Minimum guaranteed maturity value depends on the tenor of the policy. So if you choose the shortest tenor of five years, you get 105% of the premiums paid only if you are invested in a conservative fund. With a tenor of 26-30 years, you get 105% to 140% of the premium paid for aggressive and conservative funds, respectively. You get higher of the fund value or the minimum guaranteed maturity value.
On maturity you can withdraw only up to 33% of the corpus as lump sum and the rest will buy you an annuity product, a pension product that gives periodic income. You can also use this money to buy a single premium deferred annuity product from the same insurer. A single premium deferred annuity product is also like a pension plan wherein you invest in a lump sum and after a number of years the corpus is available to be annuitized.
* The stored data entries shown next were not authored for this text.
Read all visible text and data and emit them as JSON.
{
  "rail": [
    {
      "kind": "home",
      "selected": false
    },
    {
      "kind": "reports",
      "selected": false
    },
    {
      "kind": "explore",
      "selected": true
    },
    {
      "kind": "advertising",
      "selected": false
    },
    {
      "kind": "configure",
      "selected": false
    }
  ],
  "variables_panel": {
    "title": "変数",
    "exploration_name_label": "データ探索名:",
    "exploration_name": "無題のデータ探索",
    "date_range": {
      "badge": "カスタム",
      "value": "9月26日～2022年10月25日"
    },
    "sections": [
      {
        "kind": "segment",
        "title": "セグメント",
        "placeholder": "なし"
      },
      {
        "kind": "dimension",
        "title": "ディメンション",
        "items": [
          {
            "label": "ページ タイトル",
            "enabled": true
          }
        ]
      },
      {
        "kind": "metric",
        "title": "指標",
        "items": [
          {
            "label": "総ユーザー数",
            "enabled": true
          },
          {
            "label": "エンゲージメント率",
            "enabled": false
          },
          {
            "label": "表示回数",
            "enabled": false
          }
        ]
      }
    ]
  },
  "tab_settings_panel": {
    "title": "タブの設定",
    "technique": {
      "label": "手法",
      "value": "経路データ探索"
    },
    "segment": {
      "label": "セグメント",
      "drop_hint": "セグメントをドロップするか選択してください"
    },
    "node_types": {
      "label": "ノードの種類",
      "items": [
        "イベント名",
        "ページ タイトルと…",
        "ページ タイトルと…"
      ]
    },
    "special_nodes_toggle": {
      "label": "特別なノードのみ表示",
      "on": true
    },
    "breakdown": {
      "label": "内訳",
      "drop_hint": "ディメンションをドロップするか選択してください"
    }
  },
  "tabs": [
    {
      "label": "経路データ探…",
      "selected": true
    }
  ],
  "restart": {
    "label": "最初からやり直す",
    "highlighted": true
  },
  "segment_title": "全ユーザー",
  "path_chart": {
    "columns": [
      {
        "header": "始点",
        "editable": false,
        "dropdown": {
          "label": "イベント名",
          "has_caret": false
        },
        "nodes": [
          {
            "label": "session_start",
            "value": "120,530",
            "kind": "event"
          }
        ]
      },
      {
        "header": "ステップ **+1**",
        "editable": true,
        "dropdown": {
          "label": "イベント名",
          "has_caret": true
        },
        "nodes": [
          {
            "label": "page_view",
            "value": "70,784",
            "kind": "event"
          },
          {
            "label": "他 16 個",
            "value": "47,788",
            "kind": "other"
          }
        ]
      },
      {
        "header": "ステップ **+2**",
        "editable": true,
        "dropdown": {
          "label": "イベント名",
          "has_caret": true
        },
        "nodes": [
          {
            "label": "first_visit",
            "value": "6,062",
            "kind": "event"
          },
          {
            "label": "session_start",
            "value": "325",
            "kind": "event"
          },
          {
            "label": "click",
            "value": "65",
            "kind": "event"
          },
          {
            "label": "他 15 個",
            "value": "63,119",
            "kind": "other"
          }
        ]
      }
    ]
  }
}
Your exposure to equity will depend upon the tenor of the product and the fund. An aggressive fund chosen for a tenor of 26-30 years will have an exposure up to 100% in equities in the first five years. It will then taper off to zero in the last five years of the tenor. A moderate fund will have an exposure up to 75% and a conservative fund will have an exposure up to 50% to start with over the same tenors. For lower tenors, the exposure in equity will reduce accordingly.
What it costs
The premium allocation charge in this plan is high compared with other plans which have been launched. However the charge for guaranteed return is lowest so far at 0.25% per annum.
Mint Money take
Assuming the fund grows at 8%, a 30-year-old investing Rs.1 lakh for 30 years will get a corpus of Rs.99.79 lakh on maturity. This is a net return of 6.93%. The guarantees in the product are nothing to write home about but compared with other unit-linked pension plans, it has an edge on two counts. First it offers the longest tenor of 30 years with a regular premium feature, other plans are either a 20-year product or have a pay-in of up to 10 years. And over a long term of 30 years, the cost in the plan is relatively lower.